For the first time since the Cuban missile crisis, we seem to have at least one of the world’s superpowers hell-bent on coming into direct conflict with another. Over the past decades we have supplied equipment and training to the enemies of our enemies, but we have never taken such an active role in a conflict. This is no longer supplying small arms, and maybe a few armoured vehicles. We have publicly acknowledged, almost arrogantly, our active involvement in Ukrainian operations. There was a time that we tried to at least maintain plausible deniability. Now we have no problem admitting that we are supplying real-time intelligence to Ukraine for use in targeting. Heck, we even hint at the fact that we are suggesting the targets for them.

We are providing the Ukranians with some of our most advanced weapons systems. They seem to start out with only short-range defensive capabilities, but then mission creep takes over and the next thing you know they are now medium range, and then long range. The Ukraine suddenly has 10,000 highly trained foreign volunteers (mercenaries) that are being paid by someone.

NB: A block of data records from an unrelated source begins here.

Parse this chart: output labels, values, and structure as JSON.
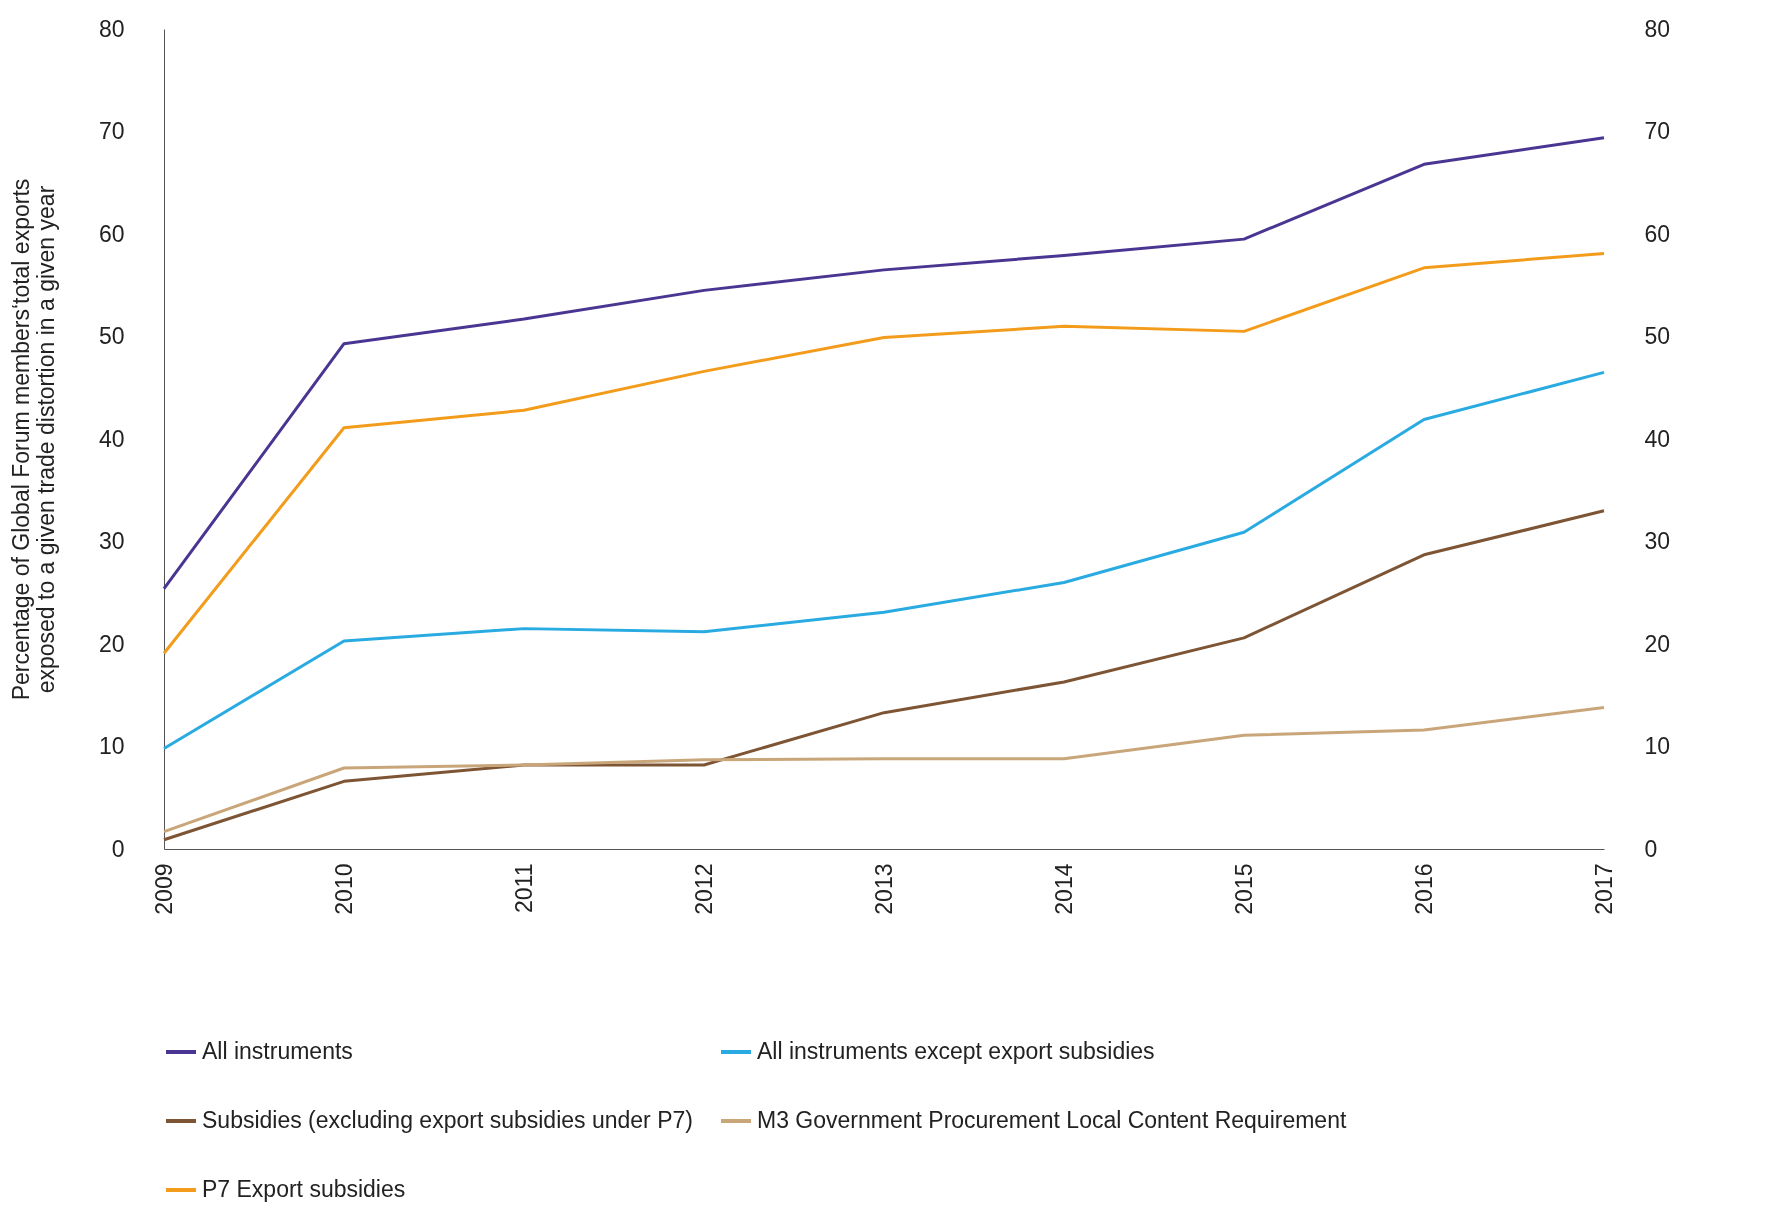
{
  "chart_data": {
    "type": "line",
    "ylabel": "Percentage of Global Forum members‘total exports exposed to a given trade distortion in a given year",
    "categories": [
      "2009",
      "2010",
      "2011",
      "2012",
      "2013",
      "2014",
      "2015",
      "2016",
      "2017"
    ],
    "series": [
      {
        "name": "All instruments",
        "color": "#4a3592",
        "values": [
          25.4,
          49.3,
          51.7,
          54.5,
          56.5,
          57.9,
          59.5,
          66.8,
          69.4
        ]
      },
      {
        "name": "All instruments except export subsidies",
        "color": "#29abe2",
        "values": [
          9.8,
          20.3,
          21.5,
          21.2,
          23.1,
          26.0,
          30.9,
          41.9,
          46.5
        ]
      },
      {
        "name": "Subsidies (excluding export subsidies under P7)",
        "color": "#7d5535",
        "values": [
          0.9,
          6.6,
          8.2,
          8.2,
          13.3,
          16.3,
          20.6,
          28.7,
          33.0
        ]
      },
      {
        "name": "M3 Government Procurement Local Content Requirement",
        "color": "#c9a67a",
        "values": [
          1.7,
          7.9,
          8.2,
          8.7,
          8.8,
          8.8,
          11.1,
          11.6,
          13.8
        ]
      },
      {
        "name": "P7 Export subsidies",
        "color": "#f39c1b",
        "values": [
          19.1,
          41.1,
          42.8,
          46.6,
          49.9,
          51.0,
          50.5,
          56.7,
          58.1
        ]
      }
    ],
    "ylim": [
      0,
      80
    ],
    "yticks": [
      0,
      10,
      20,
      30,
      40,
      50,
      60,
      70,
      80
    ],
    "y2lim": [
      0,
      80
    ],
    "y2ticks": [
      0,
      10,
      20,
      30,
      40,
      50,
      60,
      70,
      80
    ],
    "grid": false,
    "legend": "bottom",
    "marker": "none",
    "line_style": "solid"
  }
}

They suddenly have the men and equipment to mount a major offensive that retakes lost ground and hands the Russians some supposedly humiliating defeats.

Yes, I have no doubt that the Russian military’s reputation was overblown. They had huge logistics failures. Morale was not the highest for this operation. But, those defeats will serve to help unify the people of Russia against what they will see as NATO’s attempt to destroy their Mother Russia. The Ukraine, and her NATO allies have not had to face the full might of the Russian military yet. And if by some chance Ukraine and her allies do manage to stand up to, and even defeat the Russian military – then what? Will Russia just meekly surrender, or will they resort to their last, desperate option? It seems to me that our illustrious leaders may not have thought this situation and its possible consequences through very well. That we are simply plunging ahead without any consideration for an exit strategy, no thought of a negotiated peace. We seem to have only one goal, one objective, and that is the total defeat of Russia.

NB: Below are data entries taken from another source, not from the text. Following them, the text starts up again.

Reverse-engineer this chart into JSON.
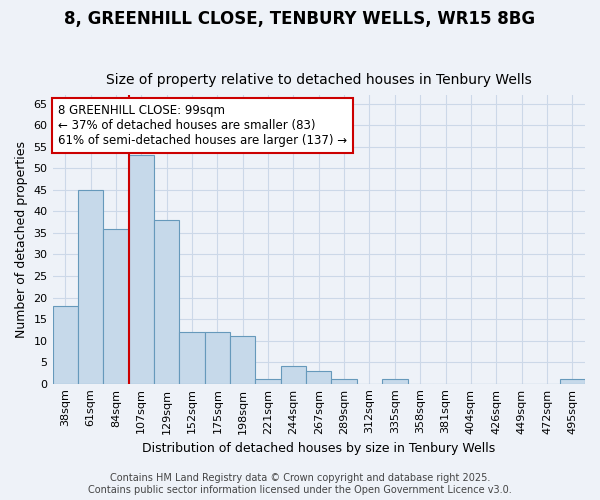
{
  "title_line1": "8, GREENHILL CLOSE, TENBURY WELLS, WR15 8BG",
  "title_line2": "Size of property relative to detached houses in Tenbury Wells",
  "xlabel": "Distribution of detached houses by size in Tenbury Wells",
  "ylabel": "Number of detached properties",
  "all_categories": [
    "38sqm",
    "61sqm",
    "84sqm",
    "107sqm",
    "129sqm",
    "152sqm",
    "175sqm",
    "198sqm",
    "221sqm",
    "244sqm",
    "267sqm",
    "289sqm",
    "312sqm",
    "335sqm",
    "358sqm",
    "381sqm",
    "404sqm",
    "426sqm",
    "449sqm",
    "472sqm",
    "495sqm"
  ],
  "all_bar_values": [
    18,
    45,
    36,
    53,
    38,
    12,
    12,
    11,
    1,
    4,
    3,
    1,
    0,
    1,
    0,
    0,
    0,
    0,
    0,
    0,
    1
  ],
  "bar_color": "#c6d9ea",
  "bar_edge_color": "#6699bb",
  "grid_color": "#ccd8e8",
  "background_color": "#eef2f8",
  "vline_x": 2.5,
  "vline_color": "#cc0000",
  "annotation_text": "8 GREENHILL CLOSE: 99sqm\n← 37% of detached houses are smaller (83)\n61% of semi-detached houses are larger (137) →",
  "annotation_box_color": "#cc0000",
  "ylim": [
    0,
    67
  ],
  "yticks": [
    0,
    5,
    10,
    15,
    20,
    25,
    30,
    35,
    40,
    45,
    50,
    55,
    60,
    65
  ],
  "footer_text": "Contains HM Land Registry data © Crown copyright and database right 2025.\nContains public sector information licensed under the Open Government Licence v3.0.",
  "title_fontsize": 12,
  "subtitle_fontsize": 10,
  "axis_label_fontsize": 9,
  "tick_fontsize": 8,
  "ann_fontsize": 8.5,
  "footer_fontsize": 7
}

In war, things get blown up. Things get destroyed. That’s kind of a foregone conclusion, but this conflict has seen some new and different wrinkles. The first real sign of this change was the apparent sabotage of the Nord Stream pipelines. Although the pipeline is of Russian origin, it is both privately owned, and critical infrastructure for European countries. The attack was well coordinated, precise and on a scale that ruled out some angry Greenpeacer’s on a fishing trawler. The depth that the attack was carried out at, the targeting ability, and the required munitions reeked of state-sponsored action from the start. Who? Who knows. Although there was an investigation carried out by Swedish and Danish authorities, they have not released their findings due to national security? Russia was not allowed to participate in the investigation. Then there was an attack on the Kerch bridge, the main bridge connecting Russia with Crimea. Another attack on critical infrastructure.

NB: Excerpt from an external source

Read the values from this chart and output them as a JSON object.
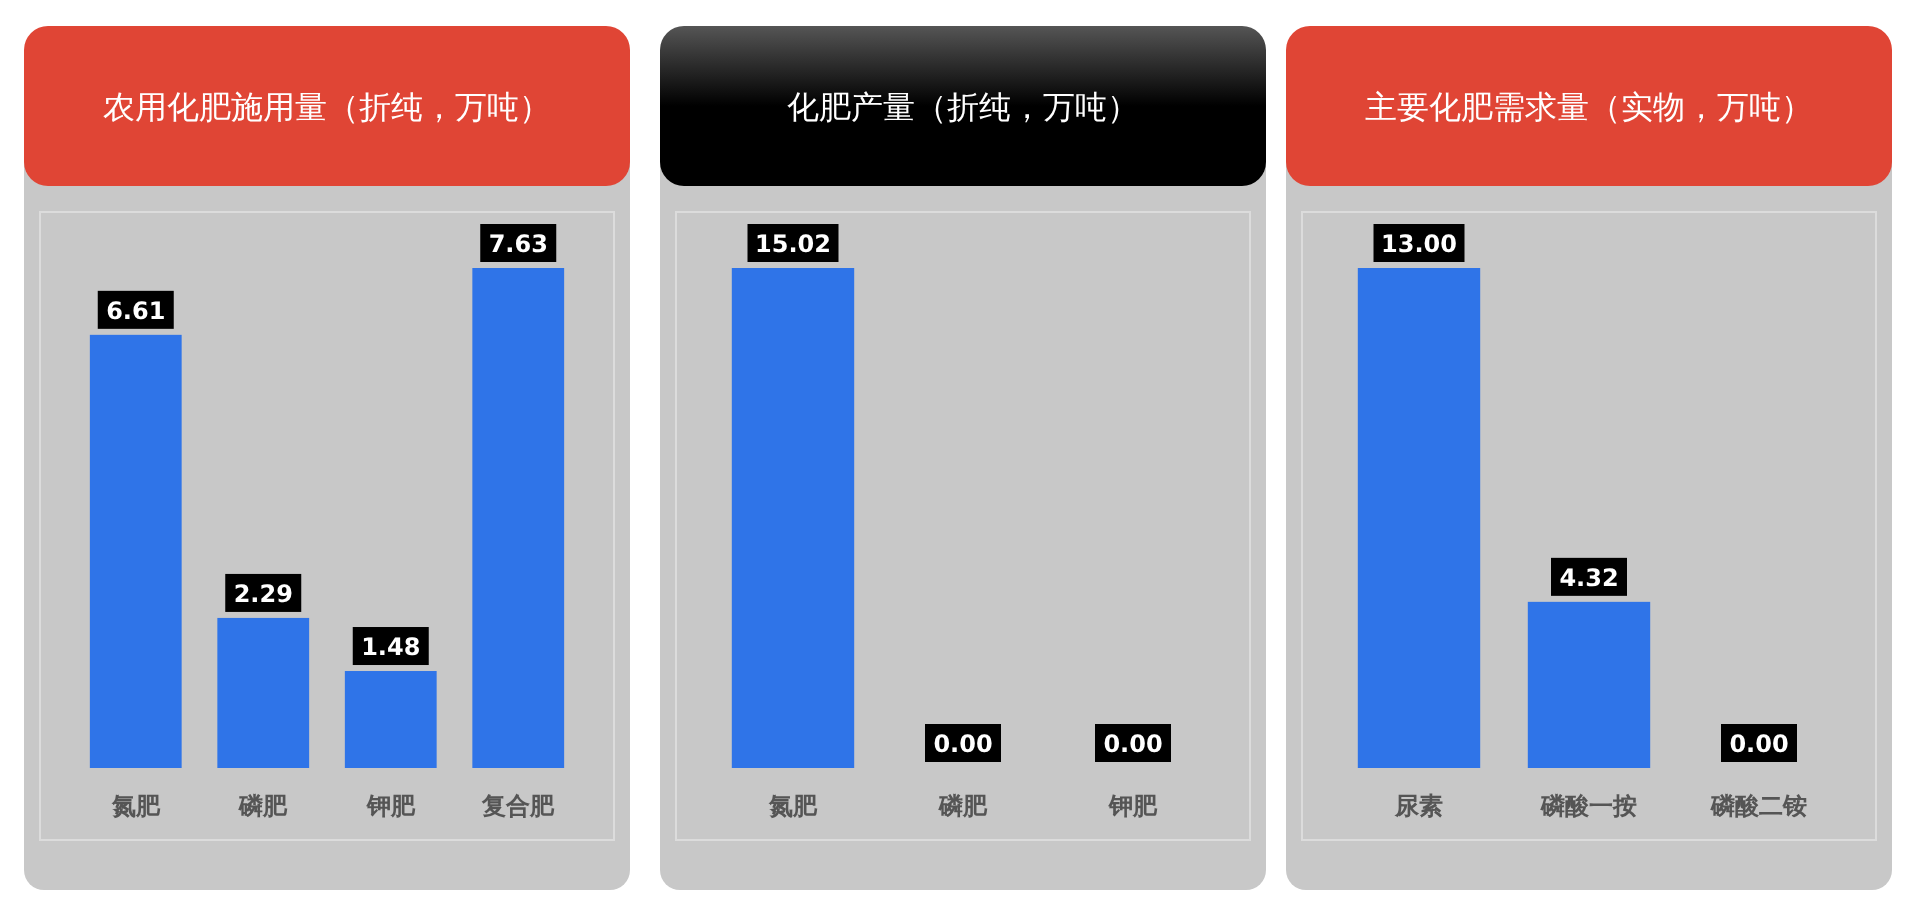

During the early stages of the war, it almost seemed that the Russians were trying not to completely destroy the critical infrastructure of Ukraine. That they only wanted to inflict enough pain on the country to allow them to achieve their stated goals – the repatriation of the Donbas region. All of that seemed to change following these attacks, and their poor showing on the battlefield. Russia has since instituted a program of massive destruction of any and all Ukrainian infrastructure, leaving huge swathes of the country without power, water, or heat, facing months of winter. On top of everything else, we now have a huge humanitarian crisis facing us as the civilian population struggles to survive.

At this time, it appears that the ground is finally frozen, and that Russia is gearing up for another major offensive in the new year. Only time will tell what the outcome will be, but none of the possible options seem very encouraging.